Get line number in yecc

65 views Asked by At

I'm using yecc to parse my tokenized asm-like code. After providing code like "MOV [1], [2]\nJMP hello" and after lexer'ing, this is what I'm getting in response.

[{:opcode, 1, :MOV}, {:register, 1, 1}, {:",", 1}, {:register, 1, 2},
  {:opcode, 2, :JMP}, {:identifer, 2, :hello}]

When I parse this I'm getting

[%{operation: [:MOV, [:REGISTER, 1], [:REGISTER, 2]]},
  %{operation: [:JMP, [:CONST, :hello]]}]

But I want every operation to have line number in order to get meaningful errors further in code.

So I changed my parser to this:

Nonterminals
code statement operation value.

Terminals
label identifer integer ',' opcode register address address_in_register line_number.

Rootsymbol code.

code -> line_number statement      : [{get_line('$1'), '$2'}].
code -> line_number statement code : [{get_line('$1'), '$2'} | '$3'].
%code -> statement      : ['$1'].
%code -> statement code : ['$1' | '$2'].

statement -> label     : #{'label' => label('$1')}.
statement -> operation : #{'operation' => '$1'}.

operation -> opcode value ',' value : [operation('$1'), '$2', '$4'].
operation -> opcode value           : [operation('$1'), '$2'].
operation -> opcode identifer       : [operation('$1'), value('$2')].
operation -> opcode                 : [operation('$1')].

value -> integer  : value('$1').
value -> register : value('$1').
value -> address  : value('$1').
value -> address_in_register : value('$1').

Erlang code.
get_line({_, Line, _})                 -> Line.

operation({opcode, _, OpcodeName})     -> OpcodeName.

label({label, _, Value})               -> Value.

value({identifer, _, Value})           -> ['CONST', Value];
value({integer, _, Value})             -> ['CONST', Value];
value({register, _, Value})            -> ['REGISTER', Value];
value({address, _, Value})             -> ['ADDRESS', Value];
value({address_in_register, _, Value}) -> ['ADDRESS_IN_REGISTER', Value].

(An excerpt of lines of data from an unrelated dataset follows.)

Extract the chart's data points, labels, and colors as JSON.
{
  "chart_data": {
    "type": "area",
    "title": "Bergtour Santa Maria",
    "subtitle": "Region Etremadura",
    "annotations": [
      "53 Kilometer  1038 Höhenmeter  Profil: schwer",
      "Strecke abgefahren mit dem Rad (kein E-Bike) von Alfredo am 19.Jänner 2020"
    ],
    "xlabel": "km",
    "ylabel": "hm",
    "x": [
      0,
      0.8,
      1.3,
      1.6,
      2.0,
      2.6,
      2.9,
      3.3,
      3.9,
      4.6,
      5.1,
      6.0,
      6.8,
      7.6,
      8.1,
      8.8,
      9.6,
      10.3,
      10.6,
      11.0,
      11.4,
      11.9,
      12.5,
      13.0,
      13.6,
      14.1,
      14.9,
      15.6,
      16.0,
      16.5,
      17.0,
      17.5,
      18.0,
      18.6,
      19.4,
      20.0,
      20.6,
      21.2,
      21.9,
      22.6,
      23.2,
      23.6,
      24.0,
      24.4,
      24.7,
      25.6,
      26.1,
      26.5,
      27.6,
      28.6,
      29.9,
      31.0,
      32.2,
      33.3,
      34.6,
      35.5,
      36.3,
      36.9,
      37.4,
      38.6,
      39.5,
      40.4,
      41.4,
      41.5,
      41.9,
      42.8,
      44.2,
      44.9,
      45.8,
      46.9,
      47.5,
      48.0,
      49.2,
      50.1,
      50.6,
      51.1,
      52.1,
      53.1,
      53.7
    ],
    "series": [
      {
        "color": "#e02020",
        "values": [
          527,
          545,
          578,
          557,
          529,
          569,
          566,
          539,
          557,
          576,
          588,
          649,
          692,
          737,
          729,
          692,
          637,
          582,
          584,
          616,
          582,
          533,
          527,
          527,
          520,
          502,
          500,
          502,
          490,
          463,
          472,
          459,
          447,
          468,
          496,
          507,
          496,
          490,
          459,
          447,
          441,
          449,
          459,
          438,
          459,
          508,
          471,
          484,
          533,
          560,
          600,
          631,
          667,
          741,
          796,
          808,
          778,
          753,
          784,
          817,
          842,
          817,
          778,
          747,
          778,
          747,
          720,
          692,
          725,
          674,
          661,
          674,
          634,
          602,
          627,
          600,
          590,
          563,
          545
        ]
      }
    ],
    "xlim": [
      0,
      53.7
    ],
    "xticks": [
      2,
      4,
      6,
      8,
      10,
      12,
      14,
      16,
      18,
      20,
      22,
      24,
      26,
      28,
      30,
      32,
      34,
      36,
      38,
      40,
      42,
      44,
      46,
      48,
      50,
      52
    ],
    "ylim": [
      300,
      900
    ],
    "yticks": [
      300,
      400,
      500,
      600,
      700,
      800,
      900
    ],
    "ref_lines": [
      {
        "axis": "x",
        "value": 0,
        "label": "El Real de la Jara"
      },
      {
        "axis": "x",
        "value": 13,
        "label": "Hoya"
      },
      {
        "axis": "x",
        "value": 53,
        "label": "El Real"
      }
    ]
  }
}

(commented code is old, working rule)

Now I'm getting {:error, {1, :assembler_parser, ['syntax error before: ', ['\'MOV\'']]}}

After providing same input. How to fix this?

1

There are 1 answers

1
José Valim On BEST ANSWER

My suggestion is to keep the line numbers in the tokens and not as separate tokens and then change how you build the operations.

So I would suggest this:

operation -> opcode value ',' value : [operation('$1'), line('$1'), '$2', '$4'].
operation -> opcode value           : [operation('$1'), line('$1'), '$2'].
operation -> opcode identifer       : [operation('$1'), line('$1'), value('$2')].
operation -> opcode                 : [operation('$1'), line('$1')].

line({_, Line, _}) -> Line.

Or even this if you want to mirror Elixir AST:

operation -> opcode value ',' value : {operation('$1'), meta('$1'), ['$2', '$4']}.
operation -> opcode value           : {operation('$1'), meta('$1'), ['$2']}.
operation -> opcode identifer       : {operation('$1'), meta('$1'), [value('$2')]}.
operation -> opcode                 : {operation('$1'), meta('$1'), []}.

meta({_, Line, _}) -> [{line, Line}].